Case ID: sw3d_58/html/0742-01.html
Source: Caselaw Access Project
Author: {"author": "PER CURIAM.", "license": "Public Domain", "url": "https://static.case.law/"}
Date Created: 2024-08-24T03:29:51.129683

PARKING COMPANY OF AMERICA, Fort Worth, Inc. and Parking Company of America, Inc., Petitioners, v. Stevan WILSON, Respondent.
    No. 00-1014.
    Supreme Court of Texas.
    Sept. 20, 2001.
    Mark H. How, Short, How, Freís & Heitz, Dallas, for petitioner.

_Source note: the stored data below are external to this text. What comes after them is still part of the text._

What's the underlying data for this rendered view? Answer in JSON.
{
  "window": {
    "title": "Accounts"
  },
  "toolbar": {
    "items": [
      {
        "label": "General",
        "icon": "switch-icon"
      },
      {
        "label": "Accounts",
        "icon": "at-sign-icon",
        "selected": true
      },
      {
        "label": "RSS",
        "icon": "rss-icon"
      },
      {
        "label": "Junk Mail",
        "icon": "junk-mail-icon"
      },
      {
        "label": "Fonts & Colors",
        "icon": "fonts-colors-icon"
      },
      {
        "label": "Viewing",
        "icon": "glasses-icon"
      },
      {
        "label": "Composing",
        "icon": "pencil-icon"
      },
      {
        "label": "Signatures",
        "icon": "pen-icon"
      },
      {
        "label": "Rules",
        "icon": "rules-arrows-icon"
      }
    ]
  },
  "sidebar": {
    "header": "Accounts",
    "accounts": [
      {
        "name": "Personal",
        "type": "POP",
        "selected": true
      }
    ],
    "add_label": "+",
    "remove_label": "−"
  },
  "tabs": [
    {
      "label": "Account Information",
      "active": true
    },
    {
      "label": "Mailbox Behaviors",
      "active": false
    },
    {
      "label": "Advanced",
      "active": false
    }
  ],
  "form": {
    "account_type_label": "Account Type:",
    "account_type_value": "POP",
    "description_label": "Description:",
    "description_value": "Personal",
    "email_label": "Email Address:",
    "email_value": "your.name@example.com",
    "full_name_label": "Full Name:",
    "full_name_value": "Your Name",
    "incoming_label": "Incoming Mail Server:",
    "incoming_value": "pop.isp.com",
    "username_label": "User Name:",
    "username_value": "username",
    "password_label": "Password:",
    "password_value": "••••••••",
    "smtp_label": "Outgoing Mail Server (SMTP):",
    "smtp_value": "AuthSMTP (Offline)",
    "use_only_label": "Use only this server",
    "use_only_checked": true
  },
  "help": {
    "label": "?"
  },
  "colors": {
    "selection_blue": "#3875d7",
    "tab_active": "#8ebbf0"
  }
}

    David L. Paschall, E. Eldridge Goins, Jr., Goins, Underkofler, Crawford & Lang-don, Dallas, for respondent.
   PER CURIAM.

Respondent Stevan Wilson sued petitioners Parking Co. of America, Fort Worth, Inc. and Parking Co. of America, Inc. for an accounting and for breach of his employment agreement, claiming damages and attorney fees. Wilson moved for summary judgment on all issues, and the trial court signed an order entitled “Partial Summary Judgment” reciting that the court was “of the opinion Plaintiffs Motion for Summary Judgment should be granted in part and denied in part.” The order concluded that defendants had breached their contract with Wilson and awarded actual damages. The order did not mention Wilson’s accounting action or his claim for attorney fees but contained a “Mother Hubbard” clause stating that “all other relief requested is hereby denied.” Wilson nonsuited his action for an accounting, and the issue of attorney fees was tried to the bench. Eventually the court signed what it entitled a “Final Judgment” that incorporated the partial summary judgment and awarded attorney fees. The defendants timely appealed from this judgment, but the court of appeals dismissed the appeal for want of jurisdiction, holding that the order granting partial summary judgment was made final by the inclusion of “Mother Hubbard” language and that no appeal from that order was timely perfected. 57 S.W.3d 1. Since then, we have held in Lehmann v. Har-Con Corp., 39 S.W.3d 191 (Tex.2001), that such language does not make final an order issued before trial. Under Lehmann, the trial court’s order granting partial summary judgment was clearly interlocutory, and appeal from the trial court’s final judgment was therefore timely perfected. Accordingly, the Court grants the petition for review, and without hearing oral argument, reverses the judgment of the court of appeals and remands the case to that court for consideration of the parties’ other arguments. Tex.R.App. P. 59.1.